Savn „Savn“ / VÖ 24.04.2014

 

 

The Sins of Thy Beloved sind eine Gothic Metal Legende. Um die Jahrtausendwende veröffentlichten die Norweger mit „Lake of Sorrow“ und „Perpetual Desolation“ zwei absolute Meisterstücke des Genres. Danach herrschte Sendepause. Zwar geisterten immer wieder Gerüchte über neue Besetzungen und Aktivitäten durchs Internet, aber etwas Hörbares kam dabei nie heraus. Mit den Gerüchten dürfte nun Schluss sein. Die schlechte Nachricht zuerst: TSOTB sind wohl endgültig Geschichte. Die positive: Mit Stig Johansen und Anders Thue sind jetzt zwei ehemalige Streiter mit der neuen Band Savn am Start. Mit Carmen Elise Espenæs konnte man eine Sängerin gewinnen, die sich mit Midnattsol bereits ebenfalls einige Meriten verdient hat und die zudem bekanntermaßen die kleine Schwester von Liv Kristine ist.

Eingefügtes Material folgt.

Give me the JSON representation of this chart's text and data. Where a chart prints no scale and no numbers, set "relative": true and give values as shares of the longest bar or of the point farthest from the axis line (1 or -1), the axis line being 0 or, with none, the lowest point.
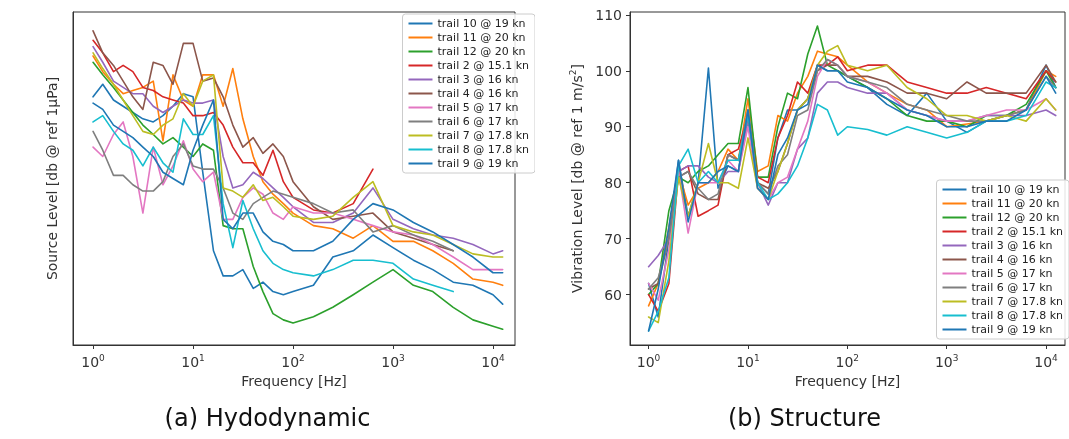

Letztere kann man wegen ihrer Verdienste mit Theatre of Tragedy mit allem Respekt getrost als Mutter des Gothic Metals bezeichnen. Folgerichtig darf sie auf dem selbst betitelten Savn-Debüt auch ein Duett mit ihrer Schwester singen.

 

Was soll man nun von „Savn“ erwarten? Dass man nach fast 15 Jahren Abstinenz den nach dem Ableben von TOT (in diesem Fall nicht nur Theatre of Tragedy, sondern auch Trail of Tears) und den musikalischen Irrfahrten von Tristania und Sirenia verwaisten Gothic Metal Thron sofort wieder besteigt als wäre nichts gewesen? Diese Erwartungshaltung wäre wohl etwas zu hoch gegriffen. Dennoch bietet „Savn“ für alle Anhänger des traditionellen norwegischen Gothic Metals eine schöne Zeitreise in die goldenen (oder besser schwarzen) 90er Jahre. Die Handschrift von TSOTB ist klar zu erkennen: düstermetallische Dramatik, Geige, Klavier, eine weibliche Ausnahmestimme, und die (allerdings etwas zu kurz kommenden) Growls dürfen ebenfalls nicht fehlen. Natürlich gibt es auch ein paar neue Einflüsse. So wird die Geige nicht nur klassisch, sondern auch folkig (etwa im Opener „Musical Silence“ eingesetzt. Und auch das norwegisch vorgetragene „Lengselens Hånd“ trägt deutlich eine Handschrift, die ich eher Sängerin Carmen, die überdies alle Texte des Albums verfasst hat, zuschreiben würde. Wenn es denn Ansätze zur Kritik gibt, dann vielleicht die Tatsache, dass das ganze Album insgesamt etwas zu fröhlich klingt. Insbesondere wenn man das textliche Konzept bedenkt, das sich vor allem mit dem Thema Entbehrung (norwegisch „savn“) beschäftigt. Zudem sind die Stücke für diese Musikrichtung überraschend kurz (meist zwischen vier und fünf Minuten). Man versucht dann doch mehr mit Eingängigkeit als mit Epik zu punkten, was aber nicht unbedingt ein  Nachteil sein muss. Allerdings ist die Platte mit gut 40 Minuten (durch zwei alternative Versionen kommt man dann auf 50 Minuten) doch recht kurz, was in diesem Genre wirklich untypisch ist. Dennoch sollte jeder Fan der „guten alten Zeit“ „Savn“ einmal antesten. Insbesondere bei den Songs, in denen auch Growls zum Einsatz kommen („I am free“ - zusätzlich noch mit Liv Kristine, „Now or never“ - hier grüßen die frühen Theatre of Tragedy ganz heftig -  oder die alternativen Versionen von „Hang on“ und „The Demons in me“), entwickelt sich dieses typisch norwegische Gothic Metal Feeling, das (hoffentlich nicht nur) ich solange vermisst habe.